6. To strain; to subject to excessive tests; as, the light tries his eyes; repeated disappointments try one's patience.
7. (Law) To examine or investigate judicially; to examine by witnesses or other judicial evidence and the principles of law; as, to try a cause, or a criminal.
8. To settle; to decide; to determine; specifically, to decide by an appeal to arms; as, to try rival claims by a duel; to try conclusions. Left I the court, to see this quarrel tried. --Shak.
9. To experience; to have or gain knowledge of by experience. --Milton. Or try the Libyan heat or Scythian cold. --Dryden.
10. To essay; to attempt; to endeavor. Let us try . . . to found a path. --Milton. {To try on}. (a) To put on, as a garment, to ascertain whether it fits the person. (b) To attempt; to undertake. [Slang] --Dickens. Syn: To attempt; endeavor; strive; aim; examine. Usage: {Try}, {Attempt}. To try is the generic, to attempt is the specific, term. When we try, we are usually uncertain as to success; when we attempt, we have always some definite object in view which we seek to accomplish. We may be indifferent as to the result of a trial, but we rarely attempt anything without a desire to succeed. He first deceased: she for a little tried To live without him; liked it not, and died. --Sir H. Wotton. Alack, I am afraid they have a waked, And 't is not done. The attempt, and not the deed, Confounds us. --Shak.
\Try\, v. i.
1. To exert strength; to endeavor; to make an effort or an attempt; as, you must try hard if you wish to learn.

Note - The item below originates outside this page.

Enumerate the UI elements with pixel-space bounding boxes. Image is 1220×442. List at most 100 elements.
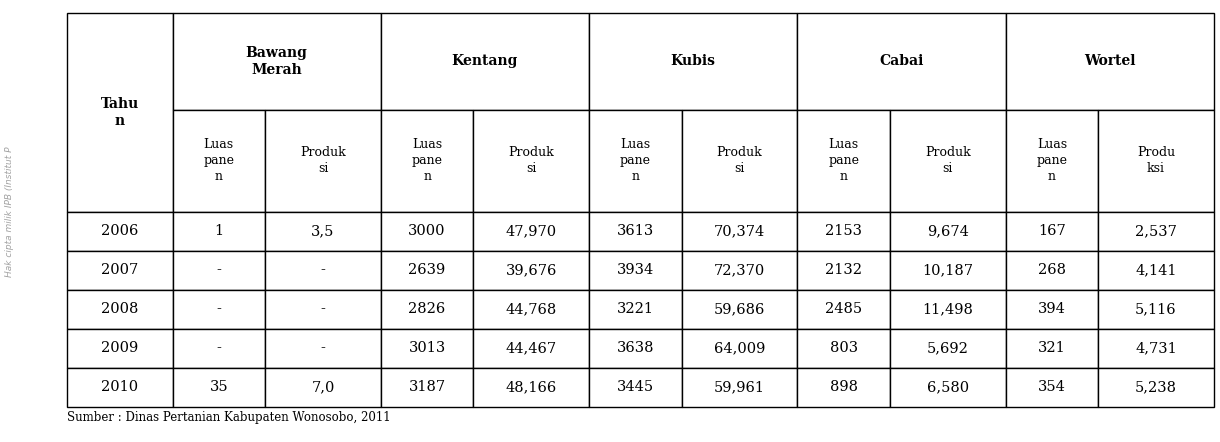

2. To do; to fare; as, how do you try! [Prov. Eng.]
\Try\, n.
1. A screen, or sieve, for grain. [Obs. or Prov. Eng.] --Holland.
2. Act of trying; attempt; experiment; trial. This breaking of his has been but a try for his friends. --Shak. {Try cock}, a gauge cock. See under {Gauge}.
\Try\, a. [Cf. {Try}, v. t.] Refined; select; excellent; choice. [Obs.] ``Sugar that is try.'' --Chaucer.